A second Falklands war?

The reality is that Argentina is not (yet) equipped to attack the Falklands even if it has the political will. However with a planned increase in defence spending of 50%, development of cruise missiles and even wildly optimistic talk of developing its own nuclear submarines, its military may start to present a very credible threat in the next 5-10 years. While the 1982 Falklands conflict was described as “2 bald men fighting over a comb” the situation has changed with the discovery of oil and the “bald men” could be fighting not just over a moral principle, but enough money to make a dent in their respective large national debts. History has shown that the most effective response to the diplomatic crisis is to maintain the peace through strong deterrence.

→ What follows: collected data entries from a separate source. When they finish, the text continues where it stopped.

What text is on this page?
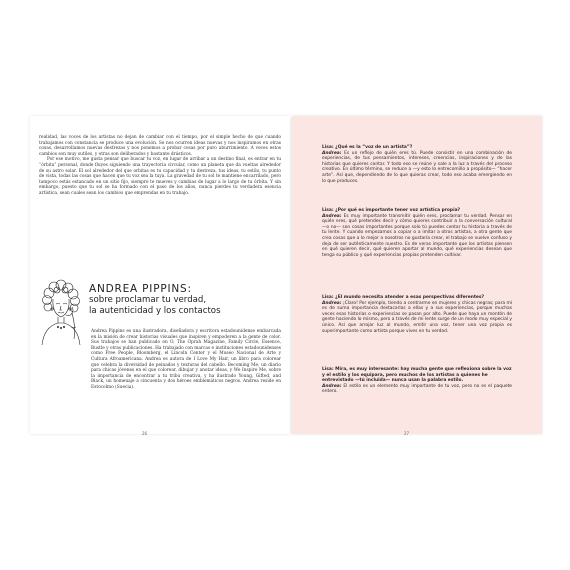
realidad, las voces de los artistas no dejan de cambiar con el tiempo, por el simple hecho de que cuando trabajamos con constancia se produce una evolución. Se nos ocurren ideas nuevas y nos inspiramos en otras cosas, desarrollamos nuevas destrezas y nos ponemos a probar cosas por puro aburrimiento. A veces estos cambios son muy sutiles, y otras son deliberados y bastante drásticos.

Por ese motivo, me gusta pensar que buscar tu voz, en lugar de arribar a un destino final, es entrar en tu “órbita” personal, donde fluyes siguiendo una trayectoria circular, como un planeta que da vueltas alrededor de su astro solar. El sol alrededor del que orbitas es tu capacidad y tu destreza, tus ideas, tu estilo, tu punto de vista, todas las cosas que hacen que tu voz sea la tuya. La gravedad de tu sol te mantiene encarrilado, pero tampoco estás estancado en un sitio fijo, siempre te mueves y cambias de lugar a lo largo de tu órbita. Y sin embargo, puesto que tu sol se ha formado con el paso de los años, nunca pierdes tu verdadera esencia artística, sean cuales sean los cambios que emprendas en tu trabajo.

ANDREA PIPPINS:
sobre proclamar tu verdad,
la autenticidad y los contactos
Andrea Pippins es una ilustradora, diseñadora y escritora estadounidense embarcada en la misión de crear historias visuales que inspiren y empoderen a la gente de color. Sus trabajos se han publicado en O, The Oprah Magazine, Family Circle, Essence, Bustle y otras publicaciones. Ha trabajado con marcas e instituciones estadounidenses como Free People, Bloomberg, el Lincoln Center y el Museo Nacional de Arte y Cultura Afroamericana. Andrea es autora de I Love My Hair, un libro para colorear que celebra la diversidad de peinados y texturas del cabello. Becoming Me, un diario para chicas jóvenes en el que colorear, dibujar y anotar ideas, y We Inspire Me, sobre la importancia de encontrar a tu tribu creativa, y ha ilustrado Young, Gifted, and Black, un homenaje a cincuenta y dos héroes emblemáticos negros. Andrea reside en Estocolmo (Suecia).
26
Lisa: ¿Qué es la “voz de un artista”?
Andrea: Es un reflejo de quién eres tú. Puede consistir en una combinación de experiencias, de tus pensamientos, intereses, creencias, inspiraciones y de las historias que quieres contar. Y todo eso se reúne y sale a la luz a través del proceso creativo. En último término, se reduce a —y esto lo entrecomillo a propósito— “hacer arte”. Así que, dependiendo de lo que quieras crear, todo eso acaba emergiendo en lo que produces.
Lisa: ¿Por qué es importante tener voz artística propia?
Andrea: Es muy importante transmitir quién eres, proclamar tu verdad. Pensar en quién eres, qué pretendes decir y cómo quieres contribuir a la conversación cultural —o no— son cosas importantes porque solo tú puedes contar tu historia a través de tu lente. Y cuando empezamos a copiar o a imitar a otros artistas, a otra gente que crea cosas que a lo mejor a nosotros no gustaría crear, el trabajo se vuelve confuso y deja de ser auténticamente nuestro. Es de veras importante que los artistas piensen en qué quieren decir, qué quieren aportar al mundo, qué experiencias desean que tenga su público y qué experiencias propias pretenden cultivar.
Lisa: ¿El mundo necesita atender a esas perspectivas diferentes?
Andrea: ¡Claro! Por ejemplo, tiendo a centrarme en mujeres y chicas negras; para mí es de suma importancia destacarlas a ellas y a sus experiencias, porque muchas veces esas historias o experiencias se pasan por alto. Puede que haya un montón de gente haciendo lo mismo, pero a través de mi lente surge de un modo muy especial y único. Así que arrojar luz al mundo, emitir una voz, tener una voz propia es superimportante como artista porque vives en tu verdad.
Lisa: Mira, es muy interesante: hay mucha gente que reflexiona sobre la voz y el estilo y los equipara, pero muchos de los artistas a quienes he entrevistado —tú incluida— nunca usan la palabra estilo.
Andrea: El estilo es un elemento muy importante de tu voz, pero no es el paquete entero.
27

As the anniversary of the war approaches, we should remember the 255 British servicemen, 3 Falklands Island civilians and 649 Argentines killed during the 1982 conflict as well as many others injured and traumatised. This should serve as a reminder to us all we must try to avoid another conflict. This site and Twitter feed has received moronic “Lets bomb Argentina” type comments as well as plenty of anti-British insults from Argentines. None of this is helpful. David Cameron said recently Argentina had a “colonialist” attitude to the islands. This is true in the narrow sense of one country wanting to take over another against the wishes of the inhabitants but it sounds hypocritical, given Britain’s past, and can only inflame the situation. The Falkland Islanders who are mostly of British decent, wish to remain British and this is highly unlikely to change given Argentina’s record of oppressive governments and unstable economy. Britain has a moral duty to defend the islanders and having invested so much can never now negotiate them away.